Y la respuesta es: “Sí, era el mismo Pedro”, no cabe duda, aunque lo que hizo esa madrugada no tenía ninguna relación con lo que pensaba y sentía sobre el Señor. Las circunstancias lo llevaron a la más triste negación de su Maestro. Por eso lloró amargamente su traición, y aún en ese momento recordó el resto del anuncio de Jesús: “Yo he rogado por ti, que tu fe no falte” (Lucas 22:32)



 



Sentado al orilla del fuego de los enemigos de la cruz



En nuestros días, como cristianos luchamos con las caricaturas que la sociedad hace de nosotros, muchas veces por culpa de tergiversación que nosotros mismos hacemos del evangelio, transformándolo en una mezcla confusa, dando más importancia a las formas que al fondo. Y por querer guardar distancia de esas caricaturas y evitar las burlas, intentando racionalizar la fe, caemos en el extremo de eliminar toda diferencia que existe entre el creyente y el mundo. Nos acomodamos para no parecer “raros”, y no porque no amemos al Señor, sino para que el mundo nos acepte y podamos sentarnos juntos al calor del fuego de sus ideales. Pero las circunstancias son adversas, y en nuestro afán de “racionalidad” perdemos el norte y negamos al Señor con nuestro silencio, con la risa cómplice ante sus maldades, y no nos damos cuenta.

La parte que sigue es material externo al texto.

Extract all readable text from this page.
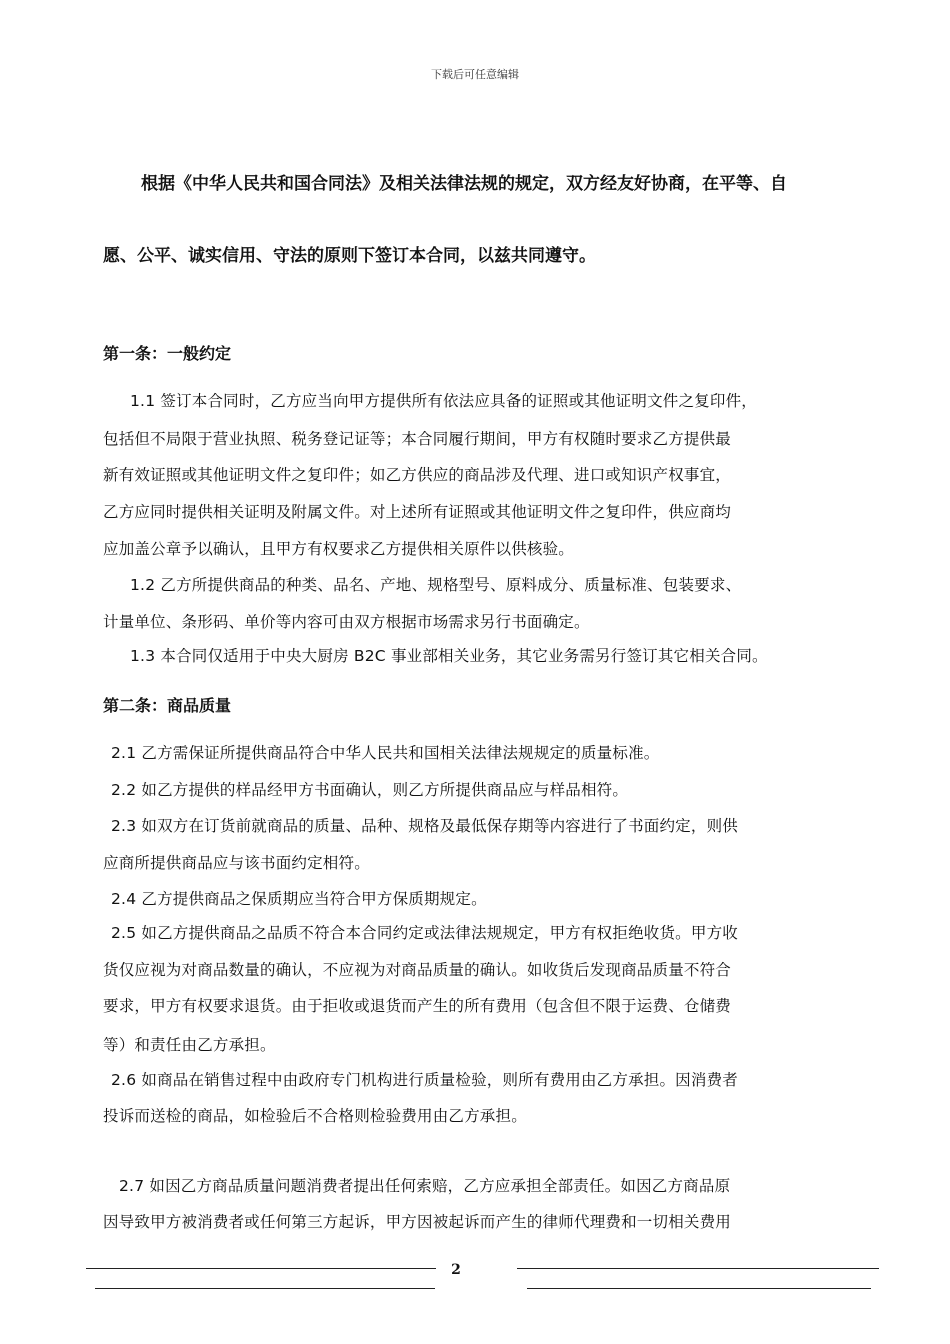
下载后可任意编辑
根据《中华人民共和国合同法》及相关法律法规的规定，双方经友好协商，在平等、自
愿、公平、诚实信用、守法的原则下签订本合同，以兹共同遵守。
第一条：一般约定
1.1 签订本合同时，乙方应当向甲方提供所有依法应具备的证照或其他证明文件之复印件，
包括但不局限于营业执照、税务登记证等；本合同履行期间，甲方有权随时要求乙方提供最
新有效证照或其他证明文件之复印件；如乙方供应的商品涉及代理、进口或知识产权事宜，
乙方应同时提供相关证明及附属文件。对上述所有证照或其他证明文件之复印件，供应商均
应加盖公章予以确认，且甲方有权要求乙方提供相关原件以供核验。
1.2 乙方所提供商品的种类、品名、产地、规格型号、原料成分、质量标准、包装要求、
计量单位、条形码、单价等内容可由双方根据市场需求另行书面确定。
1.3 本合同仅适用于中央大厨房 B2C 事业部相关业务，其它业务需另行签订其它相关合同。
第二条：商品质量
2.1 乙方需保证所提供商品符合中华人民共和国相关法律法规规定的质量标准。
2.2 如乙方提供的样品经甲方书面确认，则乙方所提供商品应与样品相符。
2.3 如双方在订货前就商品的质量、品种、规格及最低保存期等内容进行了书面约定，则供
应商所提供商品应与该书面约定相符。
2.4 乙方提供商品之保质期应当符合甲方保质期规定。
2.5 如乙方提供商品之品质不符合本合同约定或法律法规规定，甲方有权拒绝收货。甲方收
货仅应视为对商品数量的确认，不应视为对商品质量的确认。如收货后发现商品质量不符合
要求，甲方有权要求退货。由于拒收或退货而产生的所有费用（包含但不限于运费、仓储费
等）和责任由乙方承担。
2.6 如商品在销售过程中由政府专门机构进行质量检验，则所有费用由乙方承担。因消费者
投诉而送检的商品，如检验后不合格则检验费用由乙方承担。
2.7 如因乙方商品质量问题消费者提出任何索赔，乙方应承担全部责任。如因乙方商品原
因导致甲方被消费者或任何第三方起诉，甲方因被起诉而产生的律师代理费和一切相关费用
2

Mi fe debe ser llevada a la realidad, más allá de los límites de la iglesia. No puedo ser cristiano solo cuando estoy en el culto y decir: “solo estando ahí me siento a mis anchas, solo entre las bancas de la iglesia me siento uno de los fieles, y quisiera que el culto nunca termine, para no tener que enfrentarme de nuevo a ese mundo hostil, que me tuerce y me presiona”. Debemos llevar nuestra fe más allá de los límites de la iglesia. Mi fe me debe acompañar al colegio, al liceo, cuando ando por la calle, aun en medio de mis amigos, en todas partes debo vivir mi fe, entendiendo que hay alguien que desea “zarandearme”. Y que hará todo lo posible para que yo retroceda, para que me deslice, y pondrá en mi camino supuestos amigos que torcerán mi vida, situaciones de presión tal para que me ahogue y niegue al Señor.



No basta con mi fuerza de voluntad, no es suficiente mi obediencia y fidelidad, necesito, frente a los ataques del enemigo, una ayuda extra que no está en mí, que viene del cielo. Necesito, cuando mi fe decae, cuando me doy cuenta que estoy siendo presionado, cuando mi fe amenaza extinguirse, necesito levantar mis manos a Dios y clamar por ayuda. Porque sin el auxilio del Señor no puedo superar la presión del enemigo.



¿Cuántas veces me he sentido como Pedro? Y lloro amargamente porque mis acciones negaron al Señor y sufro por mi infidelidad. Pero ya es tarde y tengo que enfrentar las burlas, el menosprecio, porque fallé, porque fui derrotado y ahora no puedo levantarme, y estoy aún en el rincón de mi soledad, llorando mi pecado y no puedo ir a Cristo porque me siento avergonzado y un traidor.



Entonces, en ese momento, Dios me mira, desde su santo trono, y su mirada traspasa el alma y me dice: “Yo he rogado por ti, que tu fe no falte” (Lucas 22:32)



 



Marcelo Riquelme Márquez – Pastor y profesor – Paillaco (Chile)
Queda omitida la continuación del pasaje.